Окольные пути - Франсуаза Саган 12 стр.


– Ах нет, конечно, нет! Не правда ли, Лоик? Вы когда-нибудь пробовали такой восхитительный паштет?

– Конечно, нет!.. – сказал Лоик. – Это очень вкусно, очень…

Не подобрав определения, он проглотил свою порцию с такой же быстротой, если и не с таким же шумом, как и его коллеги по полевым работам. И это Лоик Лермит, который в Париже брюзжал перед любым блюдом с соусом!..

– А когда происходит экзекуция… в общем, смерть этой бедной свиньи?

– В октябре. Обязательно приезжайте! – сказал Фердинан, как и подобает гостеприимному босеронцу. – Сами увидите, свежая кровяная колбаса – это нечто! Кровь, выпущенную из свиньи утром, вы сможете в полдень отведать жареной!

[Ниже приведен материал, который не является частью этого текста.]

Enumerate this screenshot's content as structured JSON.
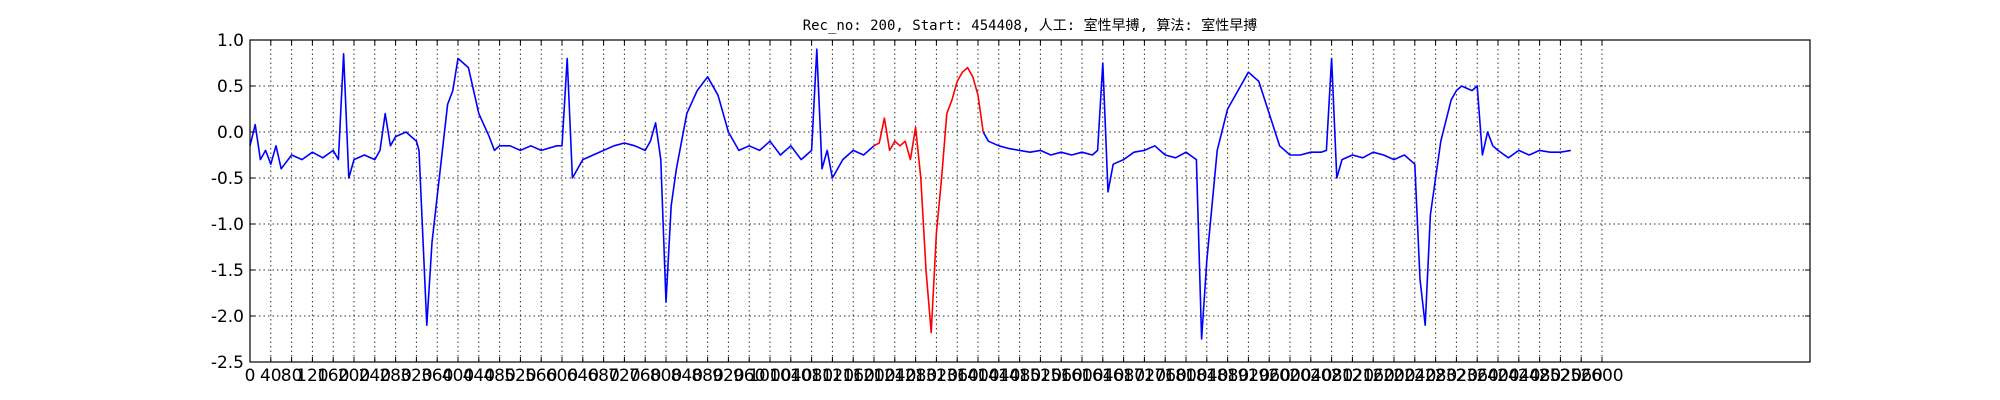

Диана мертвенно побледнела.

– Боже мой, – сказала она, – действительно… действительно, это, наверное, успокаивает…

– А требуха! Ее еще называют потрохами, у вас такого не найдешь. Да уж, это стоит попробовать! Потроха мы берем прямо из…

Описание свиньи и ее внутренностей чуть не погубило Диану. К счастью, на стол были поданы куры, и разговор перешел на их прелести и потроха, менее потрясающие, чем у свиней.

– Если попадутся перья, это не моя вина, – предупредила Диана.

– А разве не вы их ощипывали?

– Нет, конечно, не я. Хотя меня приговорила к этому Мем… Арлет, я хотела сказать. Я пришла в ужас! Как же можно вырывать перья у этих несчастных животных! А если бы вам вырывали волос за волосом?

– Если бы я был мертв, мне было бы наплевать на это, – заявил Фердинан. – Кур ведь не ощипывают живьем! Да я готов спорить, что вы не умеете и убивать их! Хотите, покажу?

И Фердинан нагнулся, схватил одну из птиц, бегавших под ногами Дианы, что больше не изумляло ее, но заставило выкатить от ужаса глаза, когда он положил бьющуюся и визжавшую курицу на стол перед ними.

– Нужно взять за шею, вот так. И раз…

– Ах нет, нет! – закричала Диана. – Нет, нет… умоляю вас! Несчастное животное! Вы перебьете мне аппетит. Прошу вас, дорогой мсье!

– Тогда зовите меня Фердинан!

– Прошу же вас, дорогой Фердинан, – жеманно произнесла Диана, но голос ее дрожал.

– Оставь моих кур в покое, жирный дурень! – закричала Арлет.

Фердинан подмигнул и выпустил чудесным образом спасшуюся курицу, которая, пробегая, задела лапой пронзительно вскрикнувшую Люс.

– Ну уж ладно, бог с вами, будет лучше, если вы приедете после забоя свиньи, – сделал вывод Фердинан. – Эта скотина орет что есть мочи. Целых десять минут на километр вокруг только ее и слышно, а, Морис?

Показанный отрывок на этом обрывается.